In the wake of professor Elizabeth Bradley’s GRD ’96 election as the eleventh president of Vassar College, Yale is abuzz with talk of how to handle this transition and fill the vacuum of leadership left in her absence. For many years at Yale, professor Bradley has championed Global Health Studies, including her work establishing the undergraduate Global Health Scholars program in 2009. With her support, the undergraduate program has grown to provide many students with opportunities to pursue global health at a high level. It has already produced leaders in the field, provided the resources for important work and enticed incoming freshmen into global health.
I write this column on behalf of my fellow Global Health Scholars to advocate for the preservation of our program at Yale. As an author of the Yale College Council’s upcoming report on Multidisciplinary Academic Programs, I’m well aware that these programs are particularly sensitive to changes in leadership and administrative support. With the departure of a lauded advocate, students and faculty in global health are determined to see Bradley’s legacy preserved — the core courses, engaged faculty and the support for invaluable summer fellowships.
Yale’s graduates have a reputation for their achievements in public service and humanitarian fields. This high level of civic engagement is a badge of honor for alumni and students alike, and proof that our education does not have to distract us from our responsibility. In a time when our nation’s commitment to the global community is in question, it is more important than ever that leading universities like Yale do not turn away from the world’s health needs. Global health leaders are increasingly important in our ever-changing world, and the graduates of Global Health Studies will carry Yale’s banner as committed supporters of international health and well-being.

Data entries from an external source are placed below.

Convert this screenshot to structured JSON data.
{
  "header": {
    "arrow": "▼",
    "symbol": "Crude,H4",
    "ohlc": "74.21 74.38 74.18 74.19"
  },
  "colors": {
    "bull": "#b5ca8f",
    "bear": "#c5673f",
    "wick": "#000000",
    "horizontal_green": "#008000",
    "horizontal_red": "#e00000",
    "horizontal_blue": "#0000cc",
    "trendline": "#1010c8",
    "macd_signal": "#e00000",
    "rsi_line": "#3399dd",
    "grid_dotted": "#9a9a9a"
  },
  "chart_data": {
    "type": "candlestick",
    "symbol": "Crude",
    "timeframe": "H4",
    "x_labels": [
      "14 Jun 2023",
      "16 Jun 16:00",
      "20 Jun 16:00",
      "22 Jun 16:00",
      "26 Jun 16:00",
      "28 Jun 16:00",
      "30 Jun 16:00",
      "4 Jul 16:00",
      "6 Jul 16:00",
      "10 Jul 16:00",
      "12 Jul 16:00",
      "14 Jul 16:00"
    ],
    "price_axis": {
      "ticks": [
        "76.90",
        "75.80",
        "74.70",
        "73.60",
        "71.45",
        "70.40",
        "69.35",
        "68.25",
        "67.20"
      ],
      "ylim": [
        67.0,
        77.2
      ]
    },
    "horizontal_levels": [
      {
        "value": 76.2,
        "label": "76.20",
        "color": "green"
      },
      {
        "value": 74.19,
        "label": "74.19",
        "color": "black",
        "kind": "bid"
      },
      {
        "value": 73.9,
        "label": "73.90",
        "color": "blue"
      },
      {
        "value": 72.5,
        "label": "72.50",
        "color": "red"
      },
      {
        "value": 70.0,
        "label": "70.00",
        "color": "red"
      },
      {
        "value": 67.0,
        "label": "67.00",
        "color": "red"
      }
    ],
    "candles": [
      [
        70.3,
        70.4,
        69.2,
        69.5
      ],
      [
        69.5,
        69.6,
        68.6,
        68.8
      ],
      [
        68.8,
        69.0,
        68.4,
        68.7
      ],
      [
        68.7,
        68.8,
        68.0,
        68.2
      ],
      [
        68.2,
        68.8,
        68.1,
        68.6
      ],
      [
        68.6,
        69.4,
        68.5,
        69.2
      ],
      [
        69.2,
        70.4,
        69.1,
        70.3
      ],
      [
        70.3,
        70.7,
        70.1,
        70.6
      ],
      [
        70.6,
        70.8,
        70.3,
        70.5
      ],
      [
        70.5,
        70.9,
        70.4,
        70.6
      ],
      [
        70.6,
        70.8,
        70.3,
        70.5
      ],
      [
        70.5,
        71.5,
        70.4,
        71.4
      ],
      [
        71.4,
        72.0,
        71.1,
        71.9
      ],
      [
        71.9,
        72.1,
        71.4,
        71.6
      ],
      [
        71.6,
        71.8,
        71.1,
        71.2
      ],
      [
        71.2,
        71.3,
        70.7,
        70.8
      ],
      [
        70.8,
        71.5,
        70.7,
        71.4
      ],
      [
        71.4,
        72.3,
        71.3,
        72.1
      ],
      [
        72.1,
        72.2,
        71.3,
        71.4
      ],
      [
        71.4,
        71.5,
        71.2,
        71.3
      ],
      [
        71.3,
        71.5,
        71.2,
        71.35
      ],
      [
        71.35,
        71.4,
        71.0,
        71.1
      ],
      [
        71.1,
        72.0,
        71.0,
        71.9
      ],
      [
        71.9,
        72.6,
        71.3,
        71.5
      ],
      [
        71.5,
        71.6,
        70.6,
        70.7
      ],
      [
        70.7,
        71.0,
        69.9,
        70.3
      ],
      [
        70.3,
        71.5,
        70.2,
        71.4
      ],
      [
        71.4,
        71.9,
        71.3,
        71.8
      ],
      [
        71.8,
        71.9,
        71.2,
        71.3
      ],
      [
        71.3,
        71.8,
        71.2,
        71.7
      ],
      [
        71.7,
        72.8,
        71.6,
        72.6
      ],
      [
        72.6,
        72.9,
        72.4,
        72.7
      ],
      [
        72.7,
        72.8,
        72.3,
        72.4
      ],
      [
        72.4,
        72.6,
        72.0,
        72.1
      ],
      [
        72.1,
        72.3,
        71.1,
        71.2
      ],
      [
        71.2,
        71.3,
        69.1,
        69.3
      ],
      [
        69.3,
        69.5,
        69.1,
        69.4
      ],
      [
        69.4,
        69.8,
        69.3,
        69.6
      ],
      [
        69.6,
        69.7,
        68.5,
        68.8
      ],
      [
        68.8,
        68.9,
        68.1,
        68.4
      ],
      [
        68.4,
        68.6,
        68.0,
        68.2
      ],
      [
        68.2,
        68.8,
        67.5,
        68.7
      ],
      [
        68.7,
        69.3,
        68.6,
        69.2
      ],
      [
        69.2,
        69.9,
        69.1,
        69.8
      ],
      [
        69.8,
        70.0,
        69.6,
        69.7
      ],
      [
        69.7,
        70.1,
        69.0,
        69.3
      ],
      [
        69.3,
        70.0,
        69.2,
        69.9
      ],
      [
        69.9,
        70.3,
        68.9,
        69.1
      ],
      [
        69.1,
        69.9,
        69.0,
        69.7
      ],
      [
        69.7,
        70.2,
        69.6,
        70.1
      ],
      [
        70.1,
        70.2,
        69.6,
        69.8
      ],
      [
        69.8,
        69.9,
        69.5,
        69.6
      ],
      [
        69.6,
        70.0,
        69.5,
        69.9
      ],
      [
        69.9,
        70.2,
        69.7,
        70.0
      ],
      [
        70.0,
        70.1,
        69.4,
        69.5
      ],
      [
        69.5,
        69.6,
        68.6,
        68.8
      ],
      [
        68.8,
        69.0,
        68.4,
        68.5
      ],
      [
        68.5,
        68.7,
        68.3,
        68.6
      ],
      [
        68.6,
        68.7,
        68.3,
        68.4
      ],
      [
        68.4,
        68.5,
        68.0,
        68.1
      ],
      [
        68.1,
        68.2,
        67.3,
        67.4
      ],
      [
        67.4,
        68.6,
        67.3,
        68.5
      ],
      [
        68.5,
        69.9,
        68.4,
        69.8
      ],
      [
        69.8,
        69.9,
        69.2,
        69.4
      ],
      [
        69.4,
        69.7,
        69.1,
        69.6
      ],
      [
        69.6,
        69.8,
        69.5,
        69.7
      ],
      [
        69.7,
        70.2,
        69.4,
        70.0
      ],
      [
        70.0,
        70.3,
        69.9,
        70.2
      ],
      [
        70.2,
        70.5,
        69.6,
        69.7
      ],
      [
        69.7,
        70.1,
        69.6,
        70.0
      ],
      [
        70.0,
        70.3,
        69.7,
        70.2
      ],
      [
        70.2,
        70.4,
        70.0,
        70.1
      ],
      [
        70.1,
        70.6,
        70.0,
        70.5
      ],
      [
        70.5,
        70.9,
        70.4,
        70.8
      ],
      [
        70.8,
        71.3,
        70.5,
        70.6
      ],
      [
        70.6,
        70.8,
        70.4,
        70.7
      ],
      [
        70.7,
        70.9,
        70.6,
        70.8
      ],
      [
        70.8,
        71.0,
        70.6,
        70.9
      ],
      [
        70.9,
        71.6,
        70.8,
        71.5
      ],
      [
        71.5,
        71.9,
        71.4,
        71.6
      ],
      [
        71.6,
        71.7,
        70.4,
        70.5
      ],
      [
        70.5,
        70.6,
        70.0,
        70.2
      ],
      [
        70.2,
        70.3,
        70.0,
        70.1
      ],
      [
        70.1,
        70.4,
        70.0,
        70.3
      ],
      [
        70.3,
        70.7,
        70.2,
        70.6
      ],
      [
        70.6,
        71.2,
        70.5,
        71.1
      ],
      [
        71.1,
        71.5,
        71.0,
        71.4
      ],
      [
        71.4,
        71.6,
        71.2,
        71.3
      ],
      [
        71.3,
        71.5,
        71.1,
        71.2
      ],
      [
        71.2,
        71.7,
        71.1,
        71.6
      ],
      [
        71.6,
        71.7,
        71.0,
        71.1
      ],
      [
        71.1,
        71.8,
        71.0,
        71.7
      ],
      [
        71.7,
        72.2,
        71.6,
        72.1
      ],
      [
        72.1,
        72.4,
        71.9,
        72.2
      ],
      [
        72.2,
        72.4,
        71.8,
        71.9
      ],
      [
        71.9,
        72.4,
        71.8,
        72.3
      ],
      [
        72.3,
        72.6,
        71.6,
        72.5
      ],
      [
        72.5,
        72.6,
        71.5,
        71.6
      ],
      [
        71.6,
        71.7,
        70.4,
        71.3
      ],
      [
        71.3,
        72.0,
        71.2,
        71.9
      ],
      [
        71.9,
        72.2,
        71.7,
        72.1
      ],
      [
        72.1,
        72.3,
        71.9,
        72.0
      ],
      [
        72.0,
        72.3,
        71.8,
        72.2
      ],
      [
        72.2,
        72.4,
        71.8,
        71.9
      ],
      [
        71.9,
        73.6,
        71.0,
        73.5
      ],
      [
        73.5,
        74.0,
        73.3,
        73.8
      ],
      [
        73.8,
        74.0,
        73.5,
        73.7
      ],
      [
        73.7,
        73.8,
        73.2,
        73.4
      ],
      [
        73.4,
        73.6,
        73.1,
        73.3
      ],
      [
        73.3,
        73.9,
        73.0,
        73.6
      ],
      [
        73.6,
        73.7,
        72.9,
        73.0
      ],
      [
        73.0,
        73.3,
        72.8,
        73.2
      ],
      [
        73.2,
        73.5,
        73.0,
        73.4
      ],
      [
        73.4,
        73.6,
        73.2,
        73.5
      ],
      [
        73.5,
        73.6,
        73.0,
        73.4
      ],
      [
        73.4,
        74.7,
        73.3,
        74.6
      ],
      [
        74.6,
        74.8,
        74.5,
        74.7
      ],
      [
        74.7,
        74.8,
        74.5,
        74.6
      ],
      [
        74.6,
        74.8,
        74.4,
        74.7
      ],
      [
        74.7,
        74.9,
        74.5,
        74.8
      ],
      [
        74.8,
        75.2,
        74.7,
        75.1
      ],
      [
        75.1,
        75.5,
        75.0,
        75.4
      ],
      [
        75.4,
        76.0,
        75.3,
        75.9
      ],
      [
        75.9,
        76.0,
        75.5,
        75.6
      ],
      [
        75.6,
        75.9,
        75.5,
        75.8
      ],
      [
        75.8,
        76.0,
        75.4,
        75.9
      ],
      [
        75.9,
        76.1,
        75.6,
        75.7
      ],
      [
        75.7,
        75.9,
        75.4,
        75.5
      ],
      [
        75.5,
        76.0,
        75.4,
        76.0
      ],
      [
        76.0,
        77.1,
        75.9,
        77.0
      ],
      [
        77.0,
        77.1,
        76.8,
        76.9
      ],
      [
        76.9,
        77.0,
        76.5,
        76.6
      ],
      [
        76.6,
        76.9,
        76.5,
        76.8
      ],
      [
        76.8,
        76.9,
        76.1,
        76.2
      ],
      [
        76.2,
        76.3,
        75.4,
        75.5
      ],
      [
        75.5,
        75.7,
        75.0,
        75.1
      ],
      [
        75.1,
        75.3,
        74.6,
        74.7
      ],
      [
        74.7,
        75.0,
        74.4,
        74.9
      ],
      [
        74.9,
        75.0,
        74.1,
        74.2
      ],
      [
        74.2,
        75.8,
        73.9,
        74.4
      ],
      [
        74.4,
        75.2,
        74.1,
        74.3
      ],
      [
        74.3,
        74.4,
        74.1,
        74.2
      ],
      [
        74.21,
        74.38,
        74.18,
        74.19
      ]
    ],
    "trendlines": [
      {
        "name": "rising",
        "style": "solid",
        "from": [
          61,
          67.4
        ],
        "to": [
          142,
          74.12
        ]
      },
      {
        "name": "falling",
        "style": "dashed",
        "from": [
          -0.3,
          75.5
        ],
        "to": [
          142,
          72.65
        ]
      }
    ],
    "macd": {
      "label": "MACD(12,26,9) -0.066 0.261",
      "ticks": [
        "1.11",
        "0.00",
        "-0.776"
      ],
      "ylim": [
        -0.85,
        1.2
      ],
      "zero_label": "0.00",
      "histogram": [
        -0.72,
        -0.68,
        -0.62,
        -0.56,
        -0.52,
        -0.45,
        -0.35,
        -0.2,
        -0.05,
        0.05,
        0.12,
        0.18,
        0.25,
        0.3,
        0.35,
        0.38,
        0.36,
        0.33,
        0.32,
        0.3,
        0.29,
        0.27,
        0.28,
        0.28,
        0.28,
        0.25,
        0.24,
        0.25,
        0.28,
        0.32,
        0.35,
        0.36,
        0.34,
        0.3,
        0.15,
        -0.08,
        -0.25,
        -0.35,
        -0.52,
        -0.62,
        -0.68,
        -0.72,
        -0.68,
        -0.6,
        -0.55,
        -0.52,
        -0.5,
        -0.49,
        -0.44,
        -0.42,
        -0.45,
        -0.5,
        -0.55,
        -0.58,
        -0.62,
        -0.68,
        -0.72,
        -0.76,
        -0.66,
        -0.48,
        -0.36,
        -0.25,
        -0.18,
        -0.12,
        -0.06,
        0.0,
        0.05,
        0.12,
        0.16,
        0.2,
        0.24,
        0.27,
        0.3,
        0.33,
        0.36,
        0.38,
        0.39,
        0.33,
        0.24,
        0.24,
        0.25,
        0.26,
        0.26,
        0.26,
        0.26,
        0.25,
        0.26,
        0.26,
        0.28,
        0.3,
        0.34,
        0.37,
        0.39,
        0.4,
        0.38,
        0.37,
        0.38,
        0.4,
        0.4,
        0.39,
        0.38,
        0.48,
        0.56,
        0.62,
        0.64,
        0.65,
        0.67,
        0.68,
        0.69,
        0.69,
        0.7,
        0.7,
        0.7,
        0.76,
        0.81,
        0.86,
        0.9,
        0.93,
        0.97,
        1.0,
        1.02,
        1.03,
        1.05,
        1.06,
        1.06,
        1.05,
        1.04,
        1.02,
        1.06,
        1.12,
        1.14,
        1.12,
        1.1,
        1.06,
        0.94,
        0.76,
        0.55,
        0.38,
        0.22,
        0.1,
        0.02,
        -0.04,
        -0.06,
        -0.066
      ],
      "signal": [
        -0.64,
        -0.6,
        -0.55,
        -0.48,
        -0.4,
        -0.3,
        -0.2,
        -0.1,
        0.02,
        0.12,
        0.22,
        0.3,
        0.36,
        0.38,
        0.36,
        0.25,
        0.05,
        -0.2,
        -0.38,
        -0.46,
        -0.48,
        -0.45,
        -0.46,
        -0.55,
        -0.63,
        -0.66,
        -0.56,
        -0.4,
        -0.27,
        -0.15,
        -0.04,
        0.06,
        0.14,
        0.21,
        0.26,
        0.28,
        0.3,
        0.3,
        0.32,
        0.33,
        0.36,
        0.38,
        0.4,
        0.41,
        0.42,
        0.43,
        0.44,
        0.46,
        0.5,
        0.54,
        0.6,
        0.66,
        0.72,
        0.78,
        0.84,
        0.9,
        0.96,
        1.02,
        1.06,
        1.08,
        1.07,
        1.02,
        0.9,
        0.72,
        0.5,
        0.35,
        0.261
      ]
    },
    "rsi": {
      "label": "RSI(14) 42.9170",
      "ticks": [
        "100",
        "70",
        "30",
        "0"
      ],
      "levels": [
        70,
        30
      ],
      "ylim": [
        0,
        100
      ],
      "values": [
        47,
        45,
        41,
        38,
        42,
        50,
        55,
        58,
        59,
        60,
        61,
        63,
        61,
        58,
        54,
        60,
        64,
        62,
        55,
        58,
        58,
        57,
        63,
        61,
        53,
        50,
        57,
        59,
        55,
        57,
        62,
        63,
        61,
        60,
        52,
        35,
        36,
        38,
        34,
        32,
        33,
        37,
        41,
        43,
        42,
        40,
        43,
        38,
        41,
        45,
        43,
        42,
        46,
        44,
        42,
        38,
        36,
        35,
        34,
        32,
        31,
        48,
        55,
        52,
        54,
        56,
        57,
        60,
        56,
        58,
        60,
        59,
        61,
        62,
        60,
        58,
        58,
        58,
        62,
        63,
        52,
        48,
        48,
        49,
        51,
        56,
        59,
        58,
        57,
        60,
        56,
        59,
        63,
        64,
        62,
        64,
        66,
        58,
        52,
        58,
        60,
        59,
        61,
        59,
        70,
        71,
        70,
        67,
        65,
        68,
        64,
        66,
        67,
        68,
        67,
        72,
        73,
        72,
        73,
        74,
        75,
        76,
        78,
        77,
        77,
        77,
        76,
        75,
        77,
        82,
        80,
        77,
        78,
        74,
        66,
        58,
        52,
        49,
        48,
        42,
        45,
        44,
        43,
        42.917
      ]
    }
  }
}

Global Health Studies epitomizes Yale’s focus on the liberal arts. It emphasizes interdisciplinary studies, bringing students together from departments as diverse as Psychology, Biology, Global Affairs and History. It is also fundamentally different from any other programs of study offered at Yale. Its core and elective courses are the highlights of Global Health Scholars’ academic experiences and are in increasing demand from the general student body. Supporting these faculty remains vital to ensuring that students are prepared to enter the many subfields of global health. In these courses, the Global Health Scholars have learned to write effective policy briefs, developed a critical eye for global health statistics and literature and written for publication in influential, peer-reviewed academic journals. This program has provided education opportunities critically important to Yale students, allowing them to pursue projects that rest at the crux of civic engagement and personal passion. Through these opportunities made possible by the Global Health Studies program, we have formed a wealth of long-term connections both domestically and internationally that will benefit the Yale community for years to come.
Global health is not a financially lucrative field. Its value lies in using connections, both institutional and personal, and human capacity-building to make the world a better place. The enthusiasm of the younger Global Health Scholars holds promise for the future of Global Health Studies at Yale. On behalf of the current Global Health Scholars and the countless more who will come after, I reassert our passion for this field of study and our commitment to this program’s preservation and continued expansion. Global health workers do not turn away from the child dying from a vaccine-preventable disease, the son who must skip school to work because his father is too ill or the woman whose cognitive development was stunted by child malnutrition. We ask that Yale will not turn away from them, either. Professor Bradley has been a constant support for the program, advocating for Yale’s global health community for more than a decade. In addition to her groundbreaking research, she has mentored hundreds of undergraduates who will carry the mantle into the future. We call upon Yale to continue its support for the next generation of leaders and standard-bearers in global health after professor Bradley leaves by preserving global health course electives and the Global Health Scholars program.